Dynamodb-Specific Remediation in Express — concrete code fixes

To eliminate Command Injection risks in an Express app using DynamoDB, avoid shell command construction entirely and interact with DynamoDB through the AWS SDK only. Use the AWS SDK for JavaScript’s DynamoDB DocumentClient for type-safe operations and parameterized queries. Never concatenate user input into shell commands, and if system utilities are required, use strict allowlists for values and avoid dynamic input in command arguments.

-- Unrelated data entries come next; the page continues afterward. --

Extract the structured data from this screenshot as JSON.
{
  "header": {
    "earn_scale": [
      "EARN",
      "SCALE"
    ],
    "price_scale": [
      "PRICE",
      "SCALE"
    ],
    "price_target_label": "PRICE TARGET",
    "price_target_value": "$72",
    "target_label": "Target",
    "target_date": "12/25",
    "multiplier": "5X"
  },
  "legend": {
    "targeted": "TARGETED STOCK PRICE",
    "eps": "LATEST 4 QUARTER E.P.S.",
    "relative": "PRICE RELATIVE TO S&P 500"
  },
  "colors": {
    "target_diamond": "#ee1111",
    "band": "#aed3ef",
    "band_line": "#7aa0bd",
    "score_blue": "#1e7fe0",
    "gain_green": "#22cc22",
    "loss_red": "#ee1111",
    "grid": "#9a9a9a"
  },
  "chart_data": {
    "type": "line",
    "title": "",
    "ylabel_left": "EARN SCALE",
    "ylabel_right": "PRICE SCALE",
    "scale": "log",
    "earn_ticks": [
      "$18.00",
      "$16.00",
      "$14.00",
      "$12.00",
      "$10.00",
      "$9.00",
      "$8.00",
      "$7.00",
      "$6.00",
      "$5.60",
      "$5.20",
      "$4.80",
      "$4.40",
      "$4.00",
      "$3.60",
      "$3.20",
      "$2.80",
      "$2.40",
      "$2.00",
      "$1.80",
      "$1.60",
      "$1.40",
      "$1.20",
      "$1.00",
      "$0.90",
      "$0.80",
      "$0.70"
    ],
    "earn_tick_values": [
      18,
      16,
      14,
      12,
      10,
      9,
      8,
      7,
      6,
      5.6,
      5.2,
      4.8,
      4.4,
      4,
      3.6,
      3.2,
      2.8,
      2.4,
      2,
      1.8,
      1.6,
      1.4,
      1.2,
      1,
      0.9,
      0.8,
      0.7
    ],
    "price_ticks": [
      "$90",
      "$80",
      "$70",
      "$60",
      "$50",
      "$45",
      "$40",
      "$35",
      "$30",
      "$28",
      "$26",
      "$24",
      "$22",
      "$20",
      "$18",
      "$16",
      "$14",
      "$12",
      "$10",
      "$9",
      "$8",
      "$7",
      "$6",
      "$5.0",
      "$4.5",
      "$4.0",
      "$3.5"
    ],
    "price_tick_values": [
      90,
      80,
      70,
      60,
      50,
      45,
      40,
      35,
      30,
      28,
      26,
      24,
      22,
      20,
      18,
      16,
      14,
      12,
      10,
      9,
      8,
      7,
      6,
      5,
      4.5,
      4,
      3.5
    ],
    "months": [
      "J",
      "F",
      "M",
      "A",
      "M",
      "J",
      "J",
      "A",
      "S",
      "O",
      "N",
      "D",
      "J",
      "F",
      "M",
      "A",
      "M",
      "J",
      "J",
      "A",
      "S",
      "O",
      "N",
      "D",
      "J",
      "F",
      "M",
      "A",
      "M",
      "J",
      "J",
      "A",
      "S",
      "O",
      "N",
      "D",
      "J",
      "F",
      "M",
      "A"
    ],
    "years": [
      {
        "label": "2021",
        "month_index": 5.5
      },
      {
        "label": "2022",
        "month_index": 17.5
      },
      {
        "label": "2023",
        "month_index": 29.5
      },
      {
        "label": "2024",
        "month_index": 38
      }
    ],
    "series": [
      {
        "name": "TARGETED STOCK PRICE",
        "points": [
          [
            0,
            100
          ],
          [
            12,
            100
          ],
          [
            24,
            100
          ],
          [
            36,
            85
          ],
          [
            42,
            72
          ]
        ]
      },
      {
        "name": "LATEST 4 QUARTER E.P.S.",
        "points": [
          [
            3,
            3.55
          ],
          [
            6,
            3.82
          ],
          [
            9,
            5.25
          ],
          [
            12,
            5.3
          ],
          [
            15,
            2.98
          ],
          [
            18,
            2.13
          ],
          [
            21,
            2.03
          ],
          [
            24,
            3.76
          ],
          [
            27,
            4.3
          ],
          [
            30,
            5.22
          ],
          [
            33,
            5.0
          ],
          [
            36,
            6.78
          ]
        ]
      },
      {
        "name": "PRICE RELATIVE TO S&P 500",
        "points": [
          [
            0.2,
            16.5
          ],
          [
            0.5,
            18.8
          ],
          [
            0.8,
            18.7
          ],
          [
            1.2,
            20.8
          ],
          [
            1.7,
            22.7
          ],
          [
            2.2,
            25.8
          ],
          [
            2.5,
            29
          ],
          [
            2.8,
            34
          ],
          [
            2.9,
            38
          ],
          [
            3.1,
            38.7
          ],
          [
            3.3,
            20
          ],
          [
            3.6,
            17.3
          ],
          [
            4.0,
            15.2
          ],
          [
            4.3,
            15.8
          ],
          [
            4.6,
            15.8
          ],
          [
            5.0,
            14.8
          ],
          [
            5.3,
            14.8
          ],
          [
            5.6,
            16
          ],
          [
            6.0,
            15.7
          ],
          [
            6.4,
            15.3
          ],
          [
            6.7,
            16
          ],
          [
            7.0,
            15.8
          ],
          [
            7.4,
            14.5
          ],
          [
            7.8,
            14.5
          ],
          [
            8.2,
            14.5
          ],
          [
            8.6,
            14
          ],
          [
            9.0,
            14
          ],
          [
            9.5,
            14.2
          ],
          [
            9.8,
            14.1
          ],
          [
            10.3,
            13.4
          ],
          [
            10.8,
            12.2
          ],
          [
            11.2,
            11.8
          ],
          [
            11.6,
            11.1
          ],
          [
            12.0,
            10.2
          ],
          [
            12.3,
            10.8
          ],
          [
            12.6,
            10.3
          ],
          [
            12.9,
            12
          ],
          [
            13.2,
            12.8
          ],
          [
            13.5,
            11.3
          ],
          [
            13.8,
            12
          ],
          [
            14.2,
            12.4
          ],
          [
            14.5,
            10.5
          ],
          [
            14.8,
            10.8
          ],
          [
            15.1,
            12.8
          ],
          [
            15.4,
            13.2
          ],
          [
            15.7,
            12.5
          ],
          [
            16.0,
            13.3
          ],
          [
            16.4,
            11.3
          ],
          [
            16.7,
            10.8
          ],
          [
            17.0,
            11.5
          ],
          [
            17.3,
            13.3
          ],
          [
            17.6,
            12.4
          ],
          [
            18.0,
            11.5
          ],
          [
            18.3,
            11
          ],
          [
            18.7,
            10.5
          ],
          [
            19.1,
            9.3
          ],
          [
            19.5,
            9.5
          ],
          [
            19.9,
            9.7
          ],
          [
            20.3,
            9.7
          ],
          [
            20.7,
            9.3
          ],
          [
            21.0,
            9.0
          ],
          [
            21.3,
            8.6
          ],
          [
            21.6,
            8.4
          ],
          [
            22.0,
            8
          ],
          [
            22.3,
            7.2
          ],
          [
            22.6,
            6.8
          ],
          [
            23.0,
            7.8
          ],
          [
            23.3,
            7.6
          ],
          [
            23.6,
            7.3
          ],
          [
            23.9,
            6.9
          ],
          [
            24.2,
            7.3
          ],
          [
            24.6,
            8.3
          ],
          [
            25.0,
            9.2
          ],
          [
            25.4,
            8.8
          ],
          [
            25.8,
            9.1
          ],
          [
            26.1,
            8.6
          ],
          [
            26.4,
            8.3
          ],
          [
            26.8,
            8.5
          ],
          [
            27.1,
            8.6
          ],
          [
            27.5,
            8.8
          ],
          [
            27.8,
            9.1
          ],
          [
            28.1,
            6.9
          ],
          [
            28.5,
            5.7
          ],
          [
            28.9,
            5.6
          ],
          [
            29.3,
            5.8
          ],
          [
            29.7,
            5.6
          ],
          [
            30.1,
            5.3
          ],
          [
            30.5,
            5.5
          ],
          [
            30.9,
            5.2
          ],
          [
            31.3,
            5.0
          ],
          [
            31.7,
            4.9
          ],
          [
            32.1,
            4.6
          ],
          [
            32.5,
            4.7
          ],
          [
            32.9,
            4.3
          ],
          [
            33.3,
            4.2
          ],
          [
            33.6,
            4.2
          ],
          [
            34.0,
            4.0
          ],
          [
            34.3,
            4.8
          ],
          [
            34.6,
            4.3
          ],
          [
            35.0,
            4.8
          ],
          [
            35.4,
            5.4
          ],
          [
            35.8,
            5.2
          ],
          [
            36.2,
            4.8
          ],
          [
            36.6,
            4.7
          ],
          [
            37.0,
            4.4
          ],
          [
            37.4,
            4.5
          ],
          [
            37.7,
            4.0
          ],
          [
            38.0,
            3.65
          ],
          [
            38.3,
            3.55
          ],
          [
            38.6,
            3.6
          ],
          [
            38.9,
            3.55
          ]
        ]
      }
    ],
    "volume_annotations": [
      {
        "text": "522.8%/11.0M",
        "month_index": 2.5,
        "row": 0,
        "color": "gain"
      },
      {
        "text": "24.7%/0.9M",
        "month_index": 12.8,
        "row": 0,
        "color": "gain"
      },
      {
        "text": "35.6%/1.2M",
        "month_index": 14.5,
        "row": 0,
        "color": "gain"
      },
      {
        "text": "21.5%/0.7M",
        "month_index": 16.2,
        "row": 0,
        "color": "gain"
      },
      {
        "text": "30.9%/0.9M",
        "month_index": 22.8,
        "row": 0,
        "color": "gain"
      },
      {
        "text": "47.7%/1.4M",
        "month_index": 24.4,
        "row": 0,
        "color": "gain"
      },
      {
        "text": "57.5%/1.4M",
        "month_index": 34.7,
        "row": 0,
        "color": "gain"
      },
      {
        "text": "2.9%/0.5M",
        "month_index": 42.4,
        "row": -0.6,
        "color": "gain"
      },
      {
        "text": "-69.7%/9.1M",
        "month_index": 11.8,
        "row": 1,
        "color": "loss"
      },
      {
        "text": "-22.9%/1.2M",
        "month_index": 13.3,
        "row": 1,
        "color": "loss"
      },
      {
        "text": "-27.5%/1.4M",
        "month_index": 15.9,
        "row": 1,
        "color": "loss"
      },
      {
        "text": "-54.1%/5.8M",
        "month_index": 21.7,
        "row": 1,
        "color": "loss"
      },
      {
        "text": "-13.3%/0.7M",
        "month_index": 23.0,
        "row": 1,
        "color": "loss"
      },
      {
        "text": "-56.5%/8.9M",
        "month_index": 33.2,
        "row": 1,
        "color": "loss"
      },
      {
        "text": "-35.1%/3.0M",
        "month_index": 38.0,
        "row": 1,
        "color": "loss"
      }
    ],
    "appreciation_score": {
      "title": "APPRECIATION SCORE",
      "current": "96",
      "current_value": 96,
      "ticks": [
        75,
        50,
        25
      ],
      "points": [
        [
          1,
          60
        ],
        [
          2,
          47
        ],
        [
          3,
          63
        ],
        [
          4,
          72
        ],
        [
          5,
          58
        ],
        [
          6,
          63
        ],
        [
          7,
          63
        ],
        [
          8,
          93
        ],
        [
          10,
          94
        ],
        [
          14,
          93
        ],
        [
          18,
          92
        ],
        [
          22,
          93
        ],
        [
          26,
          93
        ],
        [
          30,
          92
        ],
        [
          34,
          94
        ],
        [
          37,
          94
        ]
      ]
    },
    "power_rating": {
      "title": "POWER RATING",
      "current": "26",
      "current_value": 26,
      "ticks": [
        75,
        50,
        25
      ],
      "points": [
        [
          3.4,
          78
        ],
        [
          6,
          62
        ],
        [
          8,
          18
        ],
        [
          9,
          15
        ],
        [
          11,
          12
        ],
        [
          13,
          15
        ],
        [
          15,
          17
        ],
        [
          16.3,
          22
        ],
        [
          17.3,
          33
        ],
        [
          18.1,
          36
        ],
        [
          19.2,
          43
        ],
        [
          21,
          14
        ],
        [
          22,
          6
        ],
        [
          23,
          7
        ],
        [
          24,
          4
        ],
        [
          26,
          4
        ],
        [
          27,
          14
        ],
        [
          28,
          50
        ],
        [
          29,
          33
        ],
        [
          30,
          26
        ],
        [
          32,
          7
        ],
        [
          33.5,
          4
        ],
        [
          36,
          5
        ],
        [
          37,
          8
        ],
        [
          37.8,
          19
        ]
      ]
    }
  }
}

Insecure pattern to avoid:

const { exec } = require('child_process');
app.get('/log-table', (req, res) => {
  const { tableName } = req.query;
  // Risky: user-controlled input used in shell command
  exec(`aws dynamodb describe-table --table-name ${tableName}`, (error, stdout) => {
    if (error) return res.status(500).send('Error');
    res.send(stdout);
  });
});

Secure Express route using DynamoDB DocumentClient:

const { DynamoDBDocumentClient, DescribeTableCommand } = require('@aws-sdk/lib-dynamodb');
const { ddbClient } = require('./ddbClient'); // configured DynamoDB client
const ddbDocClient = DynamoDBDocumentClient.from(ddbClient);
app.get('/describe-table', async (req, res) => {
  const { tableName } = req.query;
  // Validate tableName against an allowlist to prevent abuse
  const allowedTables = ['users', 'orders', 'products'];
  if (!allowedTables.includes(tableName)) {
    return res.status(400).json({ error: 'Invalid table name' });
  }
  try {
    const command = new DescribeTableCommand({ TableName: tableName });
    const response = await ddbDocClient.send(command);
    res.json(response.Table);
  } catch (err) {
    console.error(err);
    res.status(500).json({ error: 'DescribeTable failed' });
  }
});

If you must invoke external processes for integration purposes, use parameterized arguments and strict allowlists rather than string interpolation. For example, prefer spawn with fixed arguments and validate each input character against a whitelist. Additionally, enforce least-privilege IAM policies for the Express application so that even in the event of a misconfiguration, the impact is limited. Regularly review route definitions to ensure no child_process or exec calls remain that depend on dynamic user input.

ApproachRiskRemediation
Shell command with dynamic inputHigh — Command InjectionRemove shell usage; use AWS SDK directly
SDK with parameterized commandsLow — Proper validationUse DocumentClient and allowlists

Related CWEs: inputValidation

CWE IDNameSeverity
CWE-20Improper Input Validation HIGH
CWE-22Path Traversal HIGH
CWE-74Injection CRITICAL
CWE-77Command Injection CRITICAL
CWE-78OS Command Injection CRITICAL
CWE-79Cross-site Scripting (XSS) HIGH
CWE-89SQL Injection CRITICAL
CWE-90LDAP Injection HIGH
CWE-91XML Injection HIGH
CWE-94Code Injection CRITICAL

Frequently Asked Questions

Can DynamoDB operations themselves be vulnerable to injection?
DynamoDB APIs are not vulnerable to command injection because they do not execute shell commands. However, if application code builds shell commands using DynamoDB data, the risk shifts to the surrounding Express process. Always validate and sanitize inputs before using them outside the SDK.
What is a secure way to log DynamoDB activity in Express without using shell commands?
Use the AWS SDK to fetch the data and structured logging libraries in Node.js, such as winston or pino, to emit JSON logs. Avoid spawning processes; instead, stream logs to a centralized system via HTTPS. This keeps the execution path within managed SDK calls and eliminates shell injection vectors.